The first right we’ll discuss is the right to be informed. This means that, if your personal data is being collected, you have the right to know how to contact the organisations collecting and processing your data (termed the controller and processor respectively), the contact details of the Data Protection Officer (DPO) at the organizations, the basis for processing the data, who will access the data, the retention period of the data and notification of other rights under GDPR (such as the right to access your data and the right to file a complaint if you believe the data is being misused).
The right to be informed is a fundamental right of the data subject, as it ensures that they know how their data is to be used and what they can do if they wish to change anything.
Another important right that many will have heard of is “the right to be forgotten”. This means that, if a data subject wishes, they can request that a controller or processor erases all of their data without undue delay. However, for this request to be valid, one of a number of conditions must be met. For example, the data was no longer necessary to complete the original task, or the data must be erased to comply with another legal requirement. If the data has somehow been made public, the controller or processor must communicate your wish to all recipients of the data.

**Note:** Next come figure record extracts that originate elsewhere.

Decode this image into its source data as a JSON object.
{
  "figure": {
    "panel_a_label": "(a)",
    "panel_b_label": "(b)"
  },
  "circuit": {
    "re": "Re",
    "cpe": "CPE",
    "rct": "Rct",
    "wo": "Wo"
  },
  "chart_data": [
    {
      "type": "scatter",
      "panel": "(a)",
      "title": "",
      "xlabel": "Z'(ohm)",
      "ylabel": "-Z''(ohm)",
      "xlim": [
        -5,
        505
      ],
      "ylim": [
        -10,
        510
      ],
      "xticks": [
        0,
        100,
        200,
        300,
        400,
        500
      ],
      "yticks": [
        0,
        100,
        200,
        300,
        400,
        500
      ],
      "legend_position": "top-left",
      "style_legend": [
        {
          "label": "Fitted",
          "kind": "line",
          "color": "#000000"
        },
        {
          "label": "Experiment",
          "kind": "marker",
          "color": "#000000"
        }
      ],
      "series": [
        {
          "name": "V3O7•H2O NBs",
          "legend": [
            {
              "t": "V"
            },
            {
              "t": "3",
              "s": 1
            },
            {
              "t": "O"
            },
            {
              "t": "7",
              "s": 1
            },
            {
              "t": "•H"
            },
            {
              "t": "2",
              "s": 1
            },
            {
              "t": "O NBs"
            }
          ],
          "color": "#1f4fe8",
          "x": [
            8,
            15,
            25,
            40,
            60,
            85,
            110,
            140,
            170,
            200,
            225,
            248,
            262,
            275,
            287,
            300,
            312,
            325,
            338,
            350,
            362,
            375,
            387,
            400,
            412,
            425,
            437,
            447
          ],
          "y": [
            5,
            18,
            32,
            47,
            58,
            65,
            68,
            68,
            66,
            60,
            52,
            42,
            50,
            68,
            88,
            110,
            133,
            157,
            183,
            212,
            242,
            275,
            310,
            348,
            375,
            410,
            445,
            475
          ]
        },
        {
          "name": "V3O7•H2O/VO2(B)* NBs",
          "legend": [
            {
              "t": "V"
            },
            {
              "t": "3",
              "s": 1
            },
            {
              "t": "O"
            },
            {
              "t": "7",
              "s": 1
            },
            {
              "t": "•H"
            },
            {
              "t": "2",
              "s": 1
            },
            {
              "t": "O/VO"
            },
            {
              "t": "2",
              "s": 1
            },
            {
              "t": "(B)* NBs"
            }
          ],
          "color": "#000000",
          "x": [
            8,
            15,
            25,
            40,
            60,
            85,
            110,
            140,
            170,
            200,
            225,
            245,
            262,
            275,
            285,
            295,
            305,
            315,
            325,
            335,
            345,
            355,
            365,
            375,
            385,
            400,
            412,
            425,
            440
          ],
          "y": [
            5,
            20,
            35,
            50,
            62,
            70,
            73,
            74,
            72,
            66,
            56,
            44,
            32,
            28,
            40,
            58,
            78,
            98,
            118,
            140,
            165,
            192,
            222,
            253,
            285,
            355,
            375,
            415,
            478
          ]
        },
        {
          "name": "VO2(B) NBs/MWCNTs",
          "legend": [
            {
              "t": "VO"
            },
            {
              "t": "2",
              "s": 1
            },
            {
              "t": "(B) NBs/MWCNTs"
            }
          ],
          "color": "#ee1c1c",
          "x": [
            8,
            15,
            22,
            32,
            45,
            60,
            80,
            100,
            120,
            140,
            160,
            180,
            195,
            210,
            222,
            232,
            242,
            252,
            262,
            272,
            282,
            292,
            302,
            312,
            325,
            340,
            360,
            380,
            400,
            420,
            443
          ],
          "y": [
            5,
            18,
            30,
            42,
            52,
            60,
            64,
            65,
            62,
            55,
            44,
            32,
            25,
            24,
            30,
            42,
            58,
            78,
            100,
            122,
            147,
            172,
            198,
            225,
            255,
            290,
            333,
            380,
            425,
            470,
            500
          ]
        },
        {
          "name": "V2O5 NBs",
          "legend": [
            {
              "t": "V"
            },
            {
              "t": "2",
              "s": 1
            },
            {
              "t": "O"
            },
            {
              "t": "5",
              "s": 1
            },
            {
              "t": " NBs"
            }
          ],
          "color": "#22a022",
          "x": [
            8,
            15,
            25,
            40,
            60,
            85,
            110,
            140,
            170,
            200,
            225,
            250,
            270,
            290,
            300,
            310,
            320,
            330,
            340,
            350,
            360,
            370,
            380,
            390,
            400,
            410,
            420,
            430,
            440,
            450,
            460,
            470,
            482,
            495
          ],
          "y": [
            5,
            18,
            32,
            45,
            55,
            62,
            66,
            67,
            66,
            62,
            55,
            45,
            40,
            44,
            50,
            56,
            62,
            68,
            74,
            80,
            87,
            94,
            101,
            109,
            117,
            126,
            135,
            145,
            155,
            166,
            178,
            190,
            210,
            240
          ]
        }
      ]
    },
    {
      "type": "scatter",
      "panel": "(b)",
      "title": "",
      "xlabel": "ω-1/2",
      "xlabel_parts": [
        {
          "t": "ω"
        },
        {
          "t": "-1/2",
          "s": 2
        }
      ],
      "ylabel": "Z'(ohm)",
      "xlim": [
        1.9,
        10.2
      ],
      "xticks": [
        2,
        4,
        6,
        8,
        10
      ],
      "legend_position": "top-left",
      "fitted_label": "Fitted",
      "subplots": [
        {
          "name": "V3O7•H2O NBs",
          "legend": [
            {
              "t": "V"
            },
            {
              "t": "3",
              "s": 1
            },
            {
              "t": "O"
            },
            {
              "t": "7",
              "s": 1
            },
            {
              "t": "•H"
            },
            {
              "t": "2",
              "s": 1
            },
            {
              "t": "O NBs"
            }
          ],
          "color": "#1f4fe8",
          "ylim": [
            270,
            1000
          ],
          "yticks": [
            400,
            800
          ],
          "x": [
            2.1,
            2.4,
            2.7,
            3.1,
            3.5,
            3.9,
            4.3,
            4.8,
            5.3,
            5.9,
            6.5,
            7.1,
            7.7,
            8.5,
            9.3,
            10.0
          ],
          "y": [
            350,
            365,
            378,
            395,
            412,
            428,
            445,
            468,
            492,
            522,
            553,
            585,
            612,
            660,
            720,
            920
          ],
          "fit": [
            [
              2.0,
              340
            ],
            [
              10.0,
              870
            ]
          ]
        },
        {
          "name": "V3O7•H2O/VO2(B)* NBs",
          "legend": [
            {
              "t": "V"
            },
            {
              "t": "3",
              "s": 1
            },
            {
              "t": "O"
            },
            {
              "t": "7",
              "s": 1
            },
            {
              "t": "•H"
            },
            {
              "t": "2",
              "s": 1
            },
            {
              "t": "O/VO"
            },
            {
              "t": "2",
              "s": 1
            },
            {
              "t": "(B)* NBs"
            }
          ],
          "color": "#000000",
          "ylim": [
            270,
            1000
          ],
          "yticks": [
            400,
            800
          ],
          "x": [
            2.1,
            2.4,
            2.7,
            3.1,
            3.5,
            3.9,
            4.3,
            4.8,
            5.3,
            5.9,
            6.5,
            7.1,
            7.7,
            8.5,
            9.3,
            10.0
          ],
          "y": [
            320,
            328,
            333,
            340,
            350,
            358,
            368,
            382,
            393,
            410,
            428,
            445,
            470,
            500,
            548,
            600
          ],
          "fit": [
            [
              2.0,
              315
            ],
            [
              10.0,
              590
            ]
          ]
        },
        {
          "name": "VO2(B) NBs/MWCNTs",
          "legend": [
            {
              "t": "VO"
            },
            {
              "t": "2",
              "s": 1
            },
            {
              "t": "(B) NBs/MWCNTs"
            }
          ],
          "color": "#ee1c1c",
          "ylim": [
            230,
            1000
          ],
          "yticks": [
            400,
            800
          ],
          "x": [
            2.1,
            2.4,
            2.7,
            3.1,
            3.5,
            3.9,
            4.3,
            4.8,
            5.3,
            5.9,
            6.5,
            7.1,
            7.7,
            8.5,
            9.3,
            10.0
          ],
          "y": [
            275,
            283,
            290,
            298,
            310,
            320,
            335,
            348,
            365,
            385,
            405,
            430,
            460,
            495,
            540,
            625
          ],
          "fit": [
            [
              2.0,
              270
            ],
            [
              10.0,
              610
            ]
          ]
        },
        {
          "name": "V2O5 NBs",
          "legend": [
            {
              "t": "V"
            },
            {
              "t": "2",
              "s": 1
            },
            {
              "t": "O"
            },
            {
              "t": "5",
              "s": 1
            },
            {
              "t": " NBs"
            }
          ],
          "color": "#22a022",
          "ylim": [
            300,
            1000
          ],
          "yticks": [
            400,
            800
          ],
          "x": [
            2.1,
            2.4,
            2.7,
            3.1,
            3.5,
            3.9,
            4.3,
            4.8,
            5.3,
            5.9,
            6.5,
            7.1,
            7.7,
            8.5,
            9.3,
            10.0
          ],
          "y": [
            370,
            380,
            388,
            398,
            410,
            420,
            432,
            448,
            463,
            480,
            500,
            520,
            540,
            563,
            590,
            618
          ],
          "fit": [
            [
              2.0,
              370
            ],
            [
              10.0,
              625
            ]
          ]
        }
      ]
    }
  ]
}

Data may not be erased if it is in the interest of the public interest.
There are two other related rights, the right to object to data processing and the right to restrict the use of data. If data processing is related to public interests, or the legitimate interests of others, you can object to your data being used for those purposes. More usually, you have the right to object to data processing if the data will be used for direct marketing. Similarly, you have the right to restrict how your data will be processed. Both of these rights are limited by circumstance.
There are, of course, a number of other rights detailed by GDPR. The right to access, for example, means that you can request to access all of your data that is held by the controller. The right to data portability means that you can request that this data is made available to you in a convenient manner. The right to rectification means that all data subjects can request that changes can be made to their files if the data is shown to be inaccurate.